Sophias Feinde Rauschtrank sind und Bier,
Betrunken Taumelnder wird nimmer weise.

Sophia edler ist als hohe Ahnen,
Die Reverenz Jehovas als die Eltern.

Sophia bringt dich in die Nähe Gottes,
Der Menschen Nähe sucht Profit und Schlemmen.

Nur wer Sophia liebt, liebt auch Jehova,
Wer den Profit des Mammon liebt, hasst Gott.

Ruhm Gottes ist der Weisung Meditieren,
Der Menschen Ruhm ist Vorteil und Genuss.

Ruhm Gottes ist die Treue zu der Zucht,
Der Menschen Ruhm ist die Verwilderung.

Ruhm Gottes ist der Ruhm der Frau Sophia,
Der Menschen Ruhm ist Torheit hoher Herren.

Der Fraß stopft zu die Sehnsucht nach der Gottheit,
Deswegen bangt die Seele vor der Speise.

Wer liebt den Rausch, hat Hochmut, Hoffahrt, Stolz
Und alle Lüste aller Weltbegierden.

Des Trinken Wonnen, Kummer ist ihr Ende,
Der Rausch bringt Weh und Leiden, Schmach und Schande.
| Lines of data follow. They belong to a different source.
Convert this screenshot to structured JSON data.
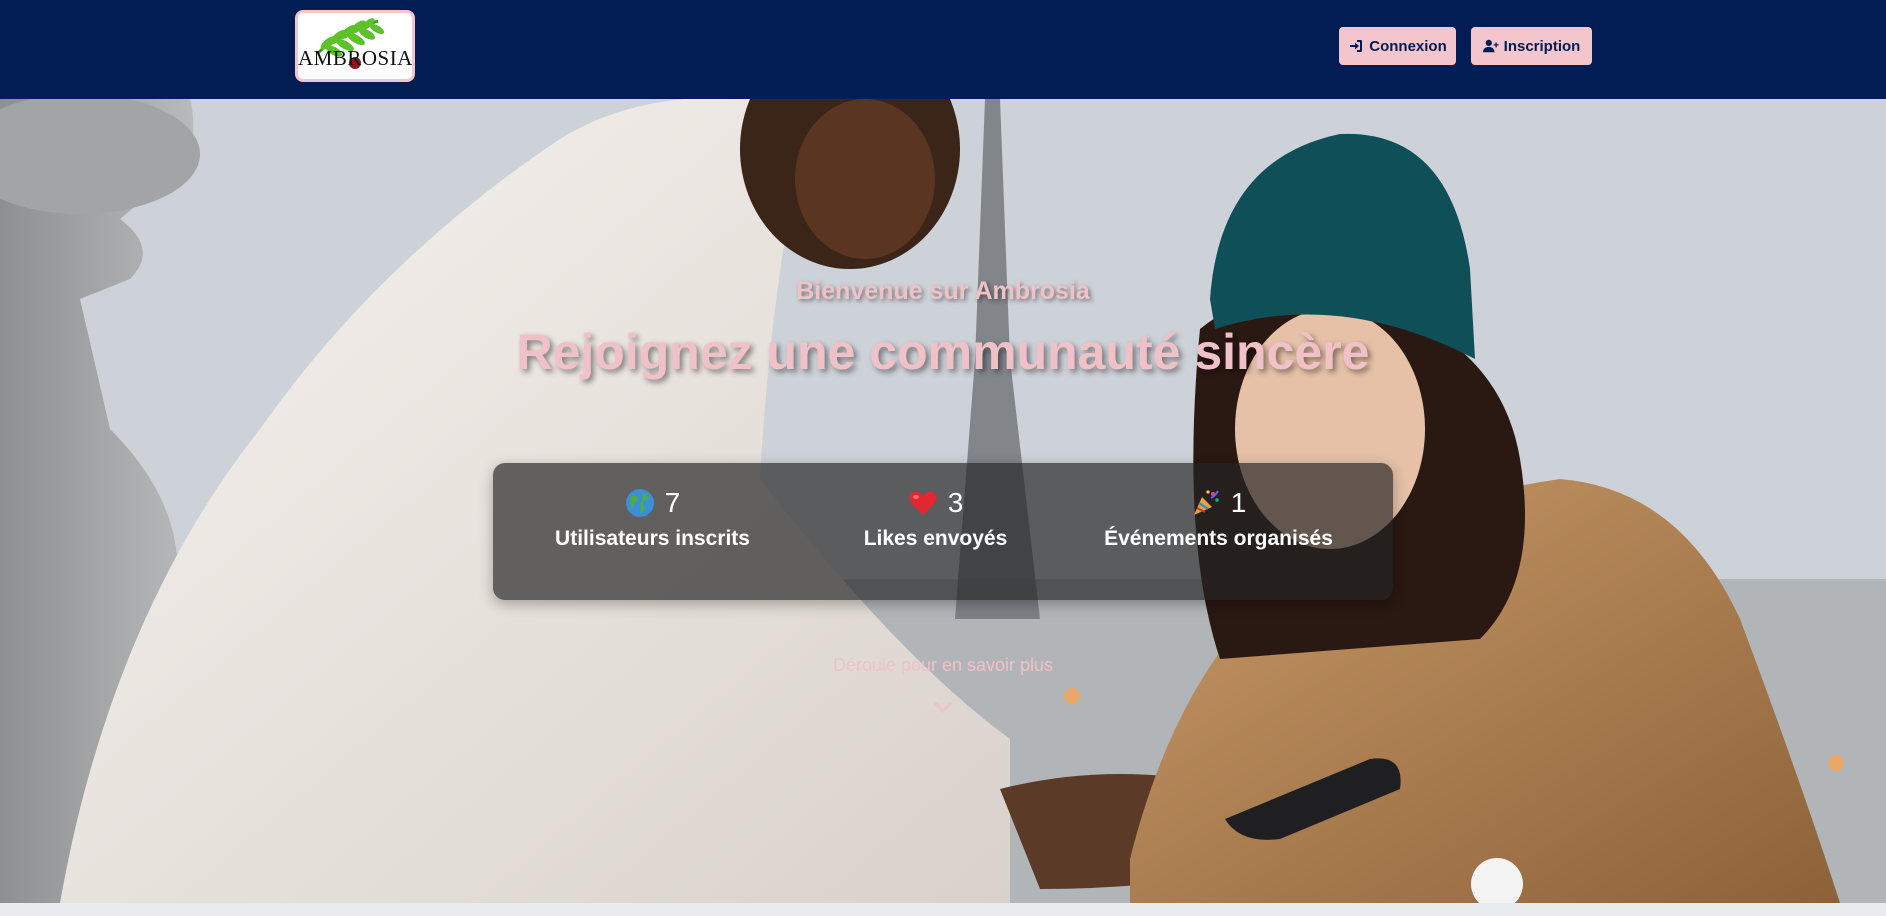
{
  "navbar": {
    "logo_text": "AMBROSIA",
    "login_label": "Connexion",
    "signup_label": "Inscription"
  },
  "hero": {
    "subtitle": "Bienvenue sur Ambrosia",
    "title": "Rejoignez une communauté sincère",
    "scroll_hint": "Déroule pour en savoir plus"
  },
  "stats": [
    {
      "icon": "globe-icon",
      "value": "7",
      "label": "Utilisateurs inscrits"
    },
    {
      "icon": "heart-icon",
      "value": "3",
      "label": "Likes envoyés"
    },
    {
      "icon": "party-popper-icon",
      "value": "1",
      "label": "Événements organisés"
    }
  ],
  "colors": {
    "navbar_bg": "#021d54",
    "accent_pink": "#f2c6cc",
    "stats_panel": "#232323"
  }
}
Die Freude der Torah bringt schließlich Glück,
Erleuchtet wird man von dem Licht des Lebens.

Die lieben die Begierden dieser Welt,
Die machen ganz zunichte die Sophia.

Die die Genüsse dieser Erde lieben,
Die kennen nicht der großen Güte Wonnen.

Die Schlechtes essen und die saufen Bier
Und lieben langen Schlummer, die sind Sünder,

Die freun sich mit den Freuden fremder Frauen
Und leiden nimmer mit den Leiden Josefs,

Die nimmerdar des Ewigen gedenken
Und nimmer denken an Jerusalem,

Vergessen werden sie von Gott dem Herrn.
Sie bauten ihren eigenen Palast,

Dieweil verwüstet war der Tempel Gottes,
Und sie gedachten nicht der Tochter Zion.
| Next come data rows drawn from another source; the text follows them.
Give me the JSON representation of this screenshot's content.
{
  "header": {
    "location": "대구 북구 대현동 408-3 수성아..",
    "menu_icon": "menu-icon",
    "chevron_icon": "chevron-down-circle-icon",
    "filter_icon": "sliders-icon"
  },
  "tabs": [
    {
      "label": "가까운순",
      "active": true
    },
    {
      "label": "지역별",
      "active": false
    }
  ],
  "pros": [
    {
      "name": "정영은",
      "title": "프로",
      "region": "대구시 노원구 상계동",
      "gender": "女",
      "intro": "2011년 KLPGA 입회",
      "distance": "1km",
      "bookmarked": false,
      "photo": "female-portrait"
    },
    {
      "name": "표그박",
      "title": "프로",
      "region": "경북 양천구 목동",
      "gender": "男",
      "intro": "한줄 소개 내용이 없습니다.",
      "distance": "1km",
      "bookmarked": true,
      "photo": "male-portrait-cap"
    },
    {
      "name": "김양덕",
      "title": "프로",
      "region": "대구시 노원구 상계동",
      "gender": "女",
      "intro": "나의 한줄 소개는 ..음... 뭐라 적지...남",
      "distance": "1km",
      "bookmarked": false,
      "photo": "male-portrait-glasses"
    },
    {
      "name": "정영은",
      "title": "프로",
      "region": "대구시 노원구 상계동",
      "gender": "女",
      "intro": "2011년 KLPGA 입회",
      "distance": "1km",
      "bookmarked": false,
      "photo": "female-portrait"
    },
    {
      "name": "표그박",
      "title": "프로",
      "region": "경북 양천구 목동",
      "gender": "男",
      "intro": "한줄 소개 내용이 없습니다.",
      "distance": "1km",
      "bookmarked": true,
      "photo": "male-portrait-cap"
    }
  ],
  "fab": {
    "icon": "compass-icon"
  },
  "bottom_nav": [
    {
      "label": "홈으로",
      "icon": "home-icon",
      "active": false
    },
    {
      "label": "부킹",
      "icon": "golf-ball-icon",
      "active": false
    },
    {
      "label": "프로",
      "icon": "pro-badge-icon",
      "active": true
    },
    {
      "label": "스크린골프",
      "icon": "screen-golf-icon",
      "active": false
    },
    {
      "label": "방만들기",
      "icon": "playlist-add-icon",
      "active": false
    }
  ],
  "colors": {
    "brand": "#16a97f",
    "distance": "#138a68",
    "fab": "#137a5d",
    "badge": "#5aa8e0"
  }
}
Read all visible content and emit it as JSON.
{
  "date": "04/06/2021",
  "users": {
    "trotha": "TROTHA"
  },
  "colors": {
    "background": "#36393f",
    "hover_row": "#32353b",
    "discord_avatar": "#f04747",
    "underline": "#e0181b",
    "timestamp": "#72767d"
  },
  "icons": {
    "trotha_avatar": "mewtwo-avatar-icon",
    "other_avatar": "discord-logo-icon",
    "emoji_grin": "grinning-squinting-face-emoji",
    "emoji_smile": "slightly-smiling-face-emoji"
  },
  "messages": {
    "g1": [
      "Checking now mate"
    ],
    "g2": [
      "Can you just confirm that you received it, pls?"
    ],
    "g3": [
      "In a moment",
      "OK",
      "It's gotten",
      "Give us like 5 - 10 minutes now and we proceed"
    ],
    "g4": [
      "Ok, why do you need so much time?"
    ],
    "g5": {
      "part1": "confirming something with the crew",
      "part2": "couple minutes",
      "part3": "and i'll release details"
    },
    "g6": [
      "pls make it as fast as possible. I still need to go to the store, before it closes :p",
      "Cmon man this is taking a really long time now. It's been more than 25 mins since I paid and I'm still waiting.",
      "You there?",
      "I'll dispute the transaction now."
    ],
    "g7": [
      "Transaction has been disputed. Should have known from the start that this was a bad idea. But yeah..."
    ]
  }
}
Vergessen haben sie den Retter, Gott,
Sie folgten einzig ihren Weltbegierden.

Sophia schmähten sie und Ehrfurcht Gottes,
Was tun die für das Kommende Äon?

Nicht gut die Seele ohne die Sophia,
Erbarmt sich ihrer nicht der Seele Schöpfer.
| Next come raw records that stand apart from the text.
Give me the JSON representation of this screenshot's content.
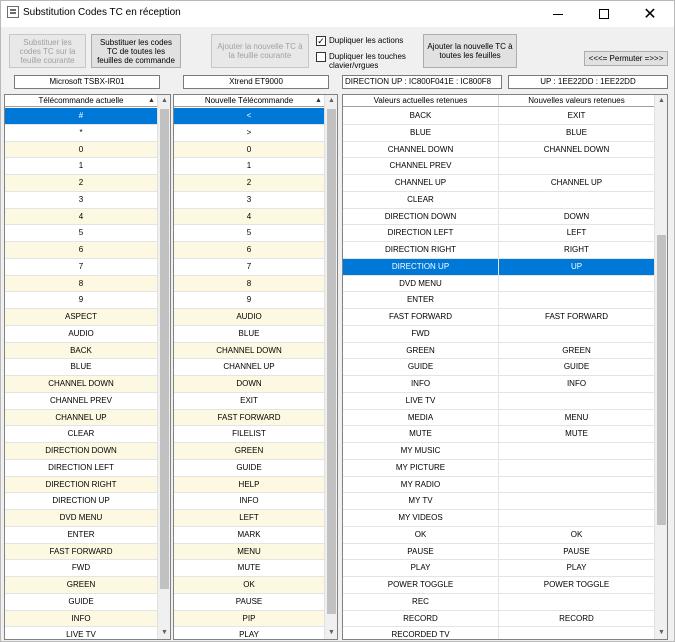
{
  "window": {
    "title": "Substitution Codes TC en réception",
    "minimize_icon": "minimize-icon",
    "maximize_icon": "maximize-icon",
    "close_icon": "close-icon",
    "close_glyph": "✕"
  },
  "toolbar": {
    "substitute_current_label": "Substituer les codes TC sur la feuille courante",
    "substitute_all_label": "Substituer les codes TC de toutes les feuilles de commande",
    "add_remote_current_label": "Ajouter la nouvelle TC à la feuille courante",
    "duplicate_actions_label": "Dupliquer les actions",
    "duplicate_actions_checked": true,
    "duplicate_keys_label": "Dupliquer les touches clavier/vrgues",
    "duplicate_keys_checked": false,
    "add_remote_all_label": "Ajouter la nouvelle TC à toutes les feuilles",
    "swap_label": "<<<= Permuter =>>>"
  },
  "fields": {
    "current_remote": "Microsoft TSBX-IR01",
    "new_remote": "Xtrend ET9000",
    "current_codes": "DIRECTION UP : IC800F041E : IC800F8",
    "new_codes": "UP : 1EE22DD : 1EE22DD"
  },
  "left_grid": {
    "header": "Télécommande actuelle",
    "rows": [
      "#",
      "*",
      "0",
      "1",
      "2",
      "3",
      "4",
      "5",
      "6",
      "7",
      "8",
      "9",
      "ASPECT",
      "AUDIO",
      "BACK",
      "BLUE",
      "CHANNEL DOWN",
      "CHANNEL PREV",
      "CHANNEL UP",
      "CLEAR",
      "DIRECTION DOWN",
      "DIRECTION LEFT",
      "DIRECTION RIGHT",
      "DIRECTION UP",
      "DVD MENU",
      "ENTER",
      "FAST FORWARD",
      "FWD",
      "GREEN",
      "GUIDE",
      "INFO",
      "LIVE TV"
    ]
  },
  "middle_grid": {
    "header": "Nouvelle Télécommande",
    "rows": [
      "<",
      ">",
      "0",
      "1",
      "2",
      "3",
      "4",
      "5",
      "6",
      "7",
      "8",
      "9",
      "AUDIO",
      "BLUE",
      "CHANNEL DOWN",
      "CHANNEL UP",
      "DOWN",
      "EXIT",
      "FAST FORWARD",
      "FILELIST",
      "GREEN",
      "GUIDE",
      "HELP",
      "INFO",
      "LEFT",
      "MARK",
      "MENU",
      "MUTE",
      "OK",
      "PAUSE",
      "PIP",
      "PLAY"
    ]
  },
  "right_grid": {
    "header_current": "Valeurs actuelles retenues",
    "header_new": "Nouvelles valeurs retenues",
    "rows": [
      [
        "BACK",
        "EXIT"
      ],
      [
        "BLUE",
        "BLUE"
      ],
      [
        "CHANNEL DOWN",
        "CHANNEL DOWN"
      ],
      [
        "CHANNEL PREV",
        ""
      ],
      [
        "CHANNEL UP",
        "CHANNEL UP"
      ],
      [
        "CLEAR",
        ""
      ],
      [
        "DIRECTION DOWN",
        "DOWN"
      ],
      [
        "DIRECTION LEFT",
        "LEFT"
      ],
      [
        "DIRECTION RIGHT",
        "RIGHT"
      ],
      [
        "DIRECTION UP",
        "UP"
      ],
      [
        "DVD MENU",
        ""
      ],
      [
        "ENTER",
        ""
      ],
      [
        "FAST FORWARD",
        "FAST FORWARD"
      ],
      [
        "FWD",
        ""
      ],
      [
        "GREEN",
        "GREEN"
      ],
      [
        "GUIDE",
        "GUIDE"
      ],
      [
        "INFO",
        "INFO"
      ],
      [
        "LIVE TV",
        ""
      ],
      [
        "MEDIA",
        "MENU"
      ],
      [
        "MUTE",
        "MUTE"
      ],
      [
        "MY MUSIC",
        ""
      ],
      [
        "MY PICTURE",
        ""
      ],
      [
        "MY RADIO",
        ""
      ],
      [
        "MY TV",
        ""
      ],
      [
        "MY VIDEOS",
        ""
      ],
      [
        "OK",
        "OK"
      ],
      [
        "PAUSE",
        "PAUSE"
      ],
      [
        "PLAY",
        "PLAY"
      ],
      [
        "POWER TOGGLE",
        "POWER TOGGLE"
      ],
      [
        "REC",
        ""
      ],
      [
        "RECORD",
        "RECORD"
      ],
      [
        "RECORDED TV",
        ""
      ]
    ]
  },
  "colors": {
    "selection": "#0078d7",
    "alt_row": "#fdf8e1"
  },
  "selection": {
    "left_row": 0,
    "middle_row": 0,
    "right_row": 9
  }
}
Vergebung und Erbarmen wird den Büßern,
Doch Schmach und Schande Unbußfertigen.

Der Weise und Geweihte nah sind Gott,
Die Narren aber, sie vergessen Gott.

Die Liebe, die an den Genüssen hängt,
Ihr Schluss ist Hass, ist Grimm und Zorn, ist Feindschaft.

Die Liebe, die an der Sophia hängt,
Ihr Schluss ist Seligkeit und ewge Wonnen.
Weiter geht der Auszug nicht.